The effectiveness of interbody lordotic cages on segmental lordosis was greater in group B than group A (DAv = 6.9° vs. 3.6°), in which minor posterior column osteotomy and compression were performed. The mean change in DA value obtained through ACR procedure and 20° lordotic cage application (14.2°) was more significantly than those achieved with LLIF alone; however, the two groups are completely different in size and therefore difficult to compare in statistic way; a more consistent ACR subgroup will be necessary for an accurate and significant assessment.

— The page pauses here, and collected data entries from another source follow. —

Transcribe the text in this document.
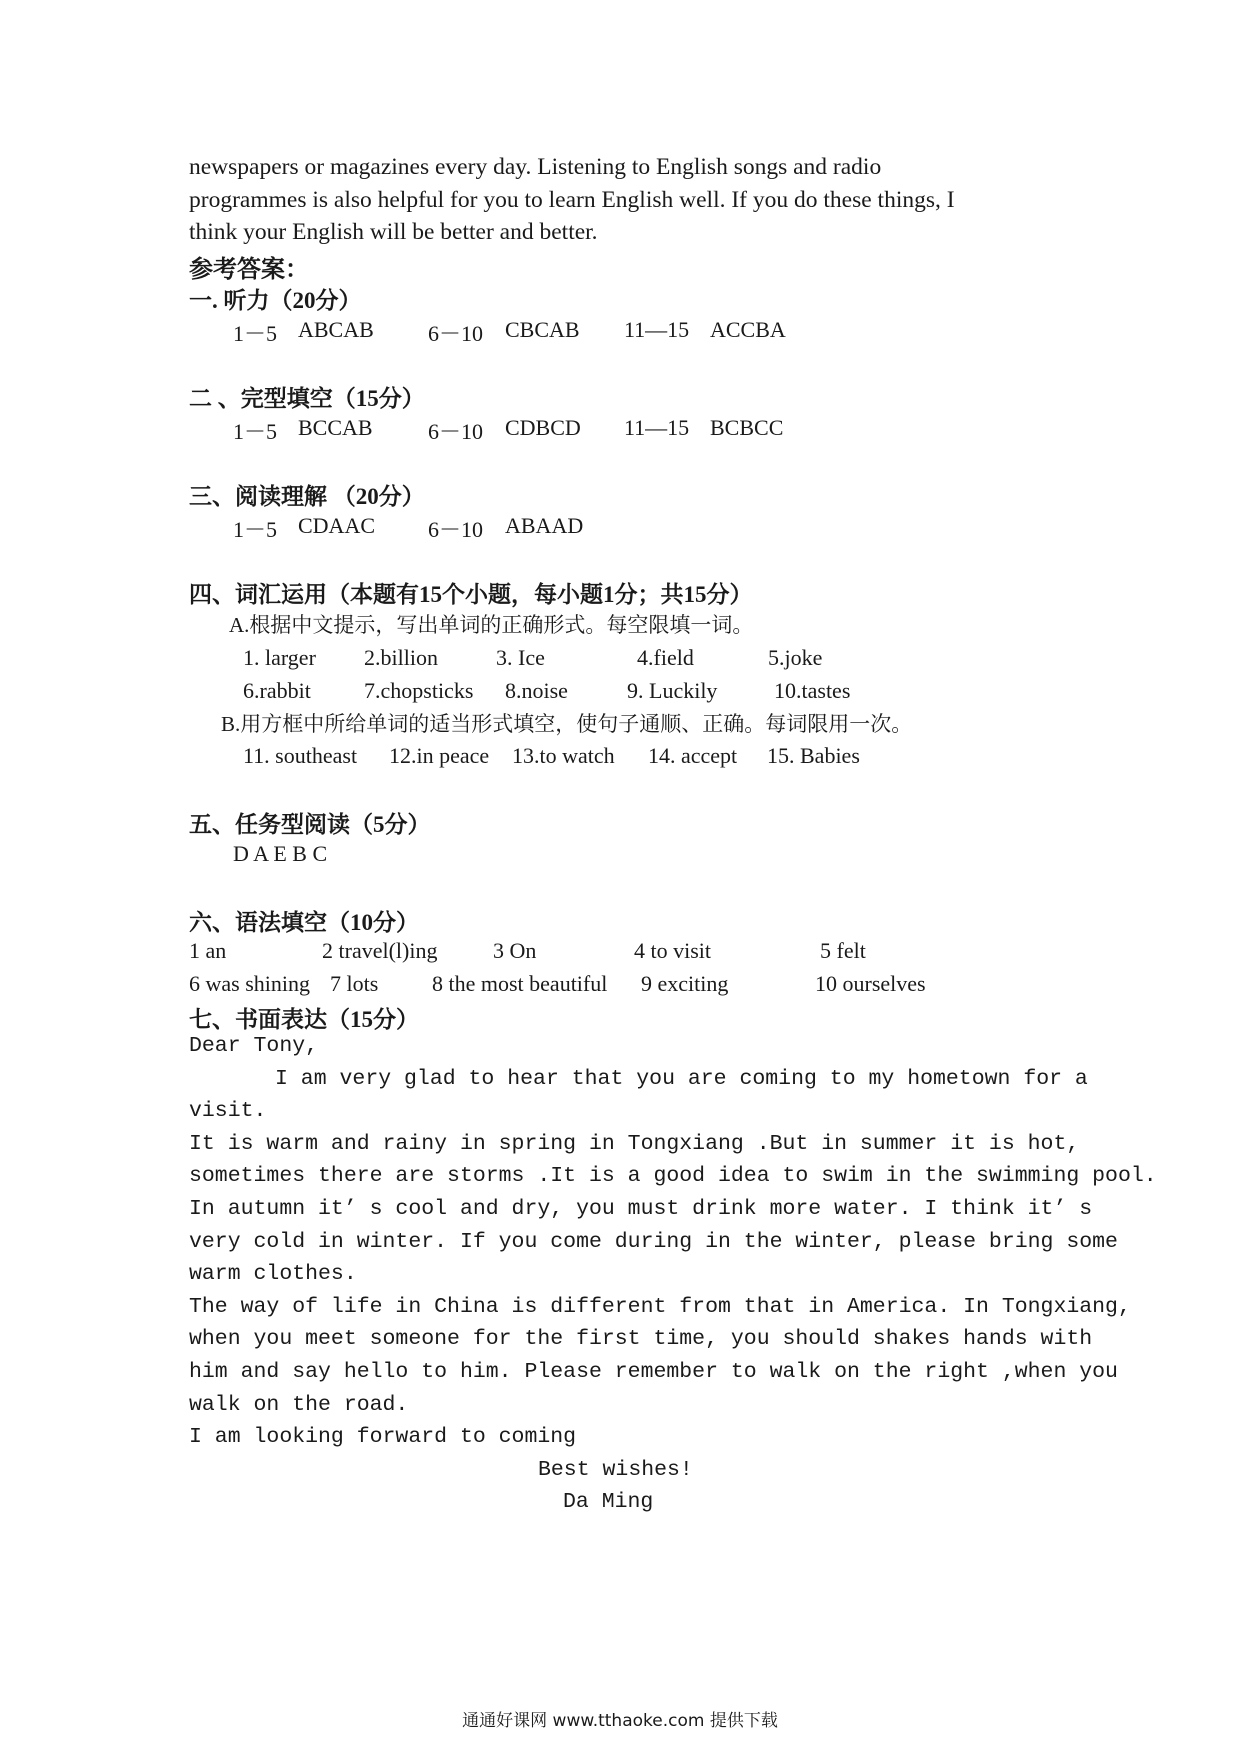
newspapers or magazines every day. Listening to English songs and radio
programmes is also helpful for you to learn English well. If you do these things, I
think your English will be better and better.
参考答案：
一. 听力（20分）
1－5 ABCAB 6－10 CBCAB 11—15 ACCBA
二 、完型填空（15分）
1－5 BCCAB	6－10 CDBCD 11—15 BCBCC
三、阅读理解 （20分）
1－5 CDAAC 6－10 ABAAD
四、词汇运用（本题有15个小题，每小题1分；共15分）
A.根据中文提示，写出单词的正确形式。每空限填一词。
1. larger 2.billion	3. Ice	4.field	5.joke
6.rabbit 7.chopsticks 8.noise	9. Luckily	10.tastes
B.用方框中所给单词的适当形式填空，使句子通顺、正确。每词限用一次。
11. southeast 12.in peace 13.to watch 14. accept 15. Babies
五、任务型阅读（5分）
D A E B C
六、语法填空（10分）
1 an	2 travel(l)ing	3 On	4 to visit	5 felt
6 was shining 7 lots 8 the most beautiful 9 exciting	10 ourselves
七、书面表达（15分）

Dear Tony,

I am very glad to hear that you are coming to my hometown for a

visit.

It is warm and rainy in spring in Tongxiang .But in summer it is hot,

sometimes there are storms .It is a good idea to swim in the swimming pool.

In autumn it’ s cool and dry, you must drink more water. I think it’ s

very cold in winter. If you come during in the winter, please bring some

warm clothes.

The way of life in China is different from that in America. In Tongxiang,

when you meet someone for the first time, you should shakes hands with

him and say hello to him. Please remember to walk on the right ,when you

walk on the road.

I am looking forward to coming

Best wishes!

Da Ming

通通好课网 www.tthaoke.com 提供下载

Although with the same surgical techniques, the surgeries were performed by three orthopedic surgeons in two different spinal surgery divisions; this represents a potential bias of the study. Furthermore, the retrospective study design and the non-randomized patient’s selection represent further limitations.

Conclusions

Minimally invasive lateral lumbar interbody fusion is an effective technique in improving sagittal parameters, especially sagittal vertical axis, lumbar lordosis, pelvic tilt and PI–LL mismatch. When combined with posterior open approach and/or anterior column realignment procedure, greater corrections are possible. Lordotic cages application showed best effectiveness to restore DA and lordosis when hybrid approach and anterior longitudinal ligament release were performed. In future work, we intend to analyze the clinical results and the complications associated with these approaches.